SE MÉTISSER POUR ÊTRE RICHES ENSEMBLE

______ Éditorial du vendredi ________________________________________________________________
Rappel du patchwork de la semaine :
- Lundi : Premier effet miroir entre le Prophète et Tetro. Parallélisme des chemins, ouvertures créées par des portes poussées, réponses inattendues et morts du père inévitable.
- Mardi : Deuxième effet miroir, cette fois entre le Bal de Laze et Mourir pour des idées. Où l’on voit que, dans le monde de l’incertitude, il est bien imprudent de vouloir mettre sa vie en jeu trop vite…
- Mercredi : Deux fois quatre femmes qui n’ont apparemment rien en commun et que tout oppose, celles de Desperate Houseviwes et celles de Sex and the city. Et pourtant quand on y regarde de plus près, les frontières sont floues et perméables.
- Jeudi : Finalement c’est le regard du littéraire Proust qui est plus scientifique que celui d’Asimov. Il est illusoire de croire que l’on pourra un jour prévoir le futur et exact que notre mémoire recompose constamment notre passé.

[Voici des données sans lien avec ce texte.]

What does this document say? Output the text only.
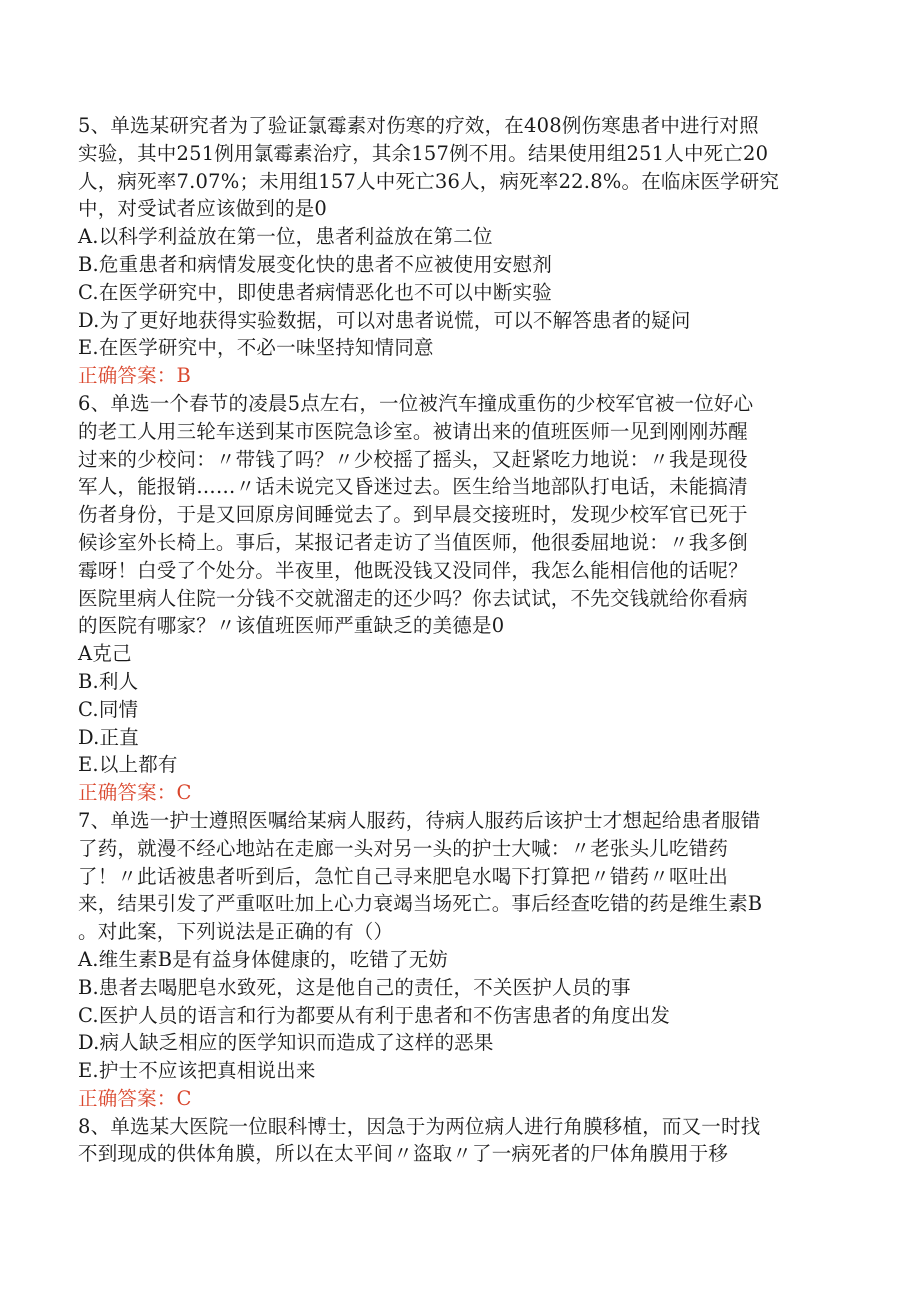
5、单选某研究者为了验证氯霉素对伤寒的疗效，在408例伤寒患者中进行对照

实验，其中251例用氯霉素治疗，其余157例不用。结果使用组251人中死亡20

人，病死率7.07%；未用组157人中死亡36人，病死率22.8%。在临床医学研究

中，对受试者应该做到的是0

A.以科学利益放在第一位，患者利益放在第二位

B.危重患者和病情发展变化快的患者不应被使用安慰剂

C.在医学研究中，即使患者病情恶化也不可以中断实验

D.为了更好地获得实验数据，可以对患者说慌，可以不解答患者的疑问

E.在医学研究中，不必一味坚持知情同意

正确答案：B

6、单选一个春节的凌晨5点左右，一位被汽车撞成重伤的少校军官被一位好心

的老工人用三轮车送到某市医院急诊室。被请出来的值班医师一见到刚刚苏醒

过来的少校问：〃带钱了吗？〃少校摇了摇头，又赶紧吃力地说：〃我是现役

军人，能报销……〃话未说完又昏迷过去。医生给当地部队打电话，未能搞清

伤者身份，于是又回原房间睡觉去了。到早晨交接班时，发现少校军官已死于

候诊室外长椅上。事后，某报记者走访了当值医师，他很委屈地说：〃我多倒

霉呀！白受了个处分。半夜里，他既没钱又没同伴，我怎么能相信他的话呢？

医院里病人住院一分钱不交就溜走的还少吗？你去试试，不先交钱就给你看病

的医院有哪家？〃该值班医师严重缺乏的美德是0

A克己

B.利人

C.同情

D.正直

E.以上都有

正确答案：C

7、单选一护士遵照医嘱给某病人服药，待病人服药后该护士才想起给患者服错

了药，就漫不经心地站在走廊一头对另一头的护士大喊：〃老张头儿吃错药

了！〃此话被患者听到后，急忙自己寻来肥皂水喝下打算把〃错药〃呕吐出

来，结果引发了严重呕吐加上心力衰竭当场死亡。事后经查吃错的药是维生素B

。对此案，下列说法是正确的有（）

A.维生素B是有益身体健康的，吃错了无妨

B.患者去喝肥皂水致死，这是他自己的责任，不关医护人员的事

C.医护人员的语言和行为都要从有利于患者和不伤害患者的角度出发

D.病人缺乏相应的医学知识而造成了这样的恶果

E.护士不应该把真相说出来

正确答案：C

8、单选某大医院一位眼科博士，因急于为两位病人进行角膜移植，而又一时找

不到现成的供体角膜，所以在太平间〃盗取〃了一病死者的尸体角膜用于移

Voilà le début d’un jeu de miroirs. Pourquoi cela ?
Pour montrer que notre monde est fait de yin et de yang, de différences créatrices, d’écarts significatifs.
Avant l’humanité avait vécu cloisonnée, chaque nation restant enfermée chez elle. Les échanges se faisaient aux franges, les rapprochements à l’occasion des conflits.
Depuis un siècle, nous sommes devenus juxtaposés : sur nos territoires, cohabitent les origines, les cultures et les religions. Cette cohabitation est source de combats, de frictions et d’incompréhensions.
Demain, nous devons apprendre à dépasser ces différences, trouver nos points communs et aller vers le métissage. Alors nous pourrons être riches tous ensemble.

4 mars 2010

À LA RECHERCHE DU TEMPS PERDU OU D’UN FUTUR INCONNU

Le plus moderne n’est pas le plus scientifique
Proust part à la recherche du temps passé, quand Asimov part à celle du temps qui n’est pas arrivé. Quêtes symétriques et opposées.

Au travers d’un long retour en arrière, Proust nous faire replonger dans les détails de son enfance, puis nous fait cheminer dans les méandres de sa vie. Son récit est fait de rebonds multiples associant les odeurs, les bruits ou les couleurs. Il s’arrête souvent dans un passé immobile, n’en finissant plus de zoomer à l’intérieur d’un moment, ajoutant précision sur précision, fioriture sur fioriture. Comme dans les mathématiques fractales, nous tombons verticalement dans des structures autosimilaires. Comme si notre œil était vissé sur un microscope électronique, nous n’en finissons pas d’entrer plus au cœur de cet instant. Quand le récit reprend son cours, nous sommes presque surpris, de sentir le temps à nouveau s’écouler.
Au travers d’une longue plongée vers le futur, dans sa saga sur la Fondation, Asimov nous projette dans des mondes hypothétiques. Son récit est fait de fulgurances et de constantes accélérations. Nous suivons la progression de cette petite fondation créée au bout de l’empire galactique et son passage au travers des différents stades de développement d’une société. Asimov n’a pas le temps de s’arrêter dans de longues descriptions, les années et les siècles s’enchaînent à toute vitesse, et nous avons devant nous un film accéléré du futur. Quand parfois il prend le temps d’une précision, nous sommes interloqués de sentir le temps s’arrêter.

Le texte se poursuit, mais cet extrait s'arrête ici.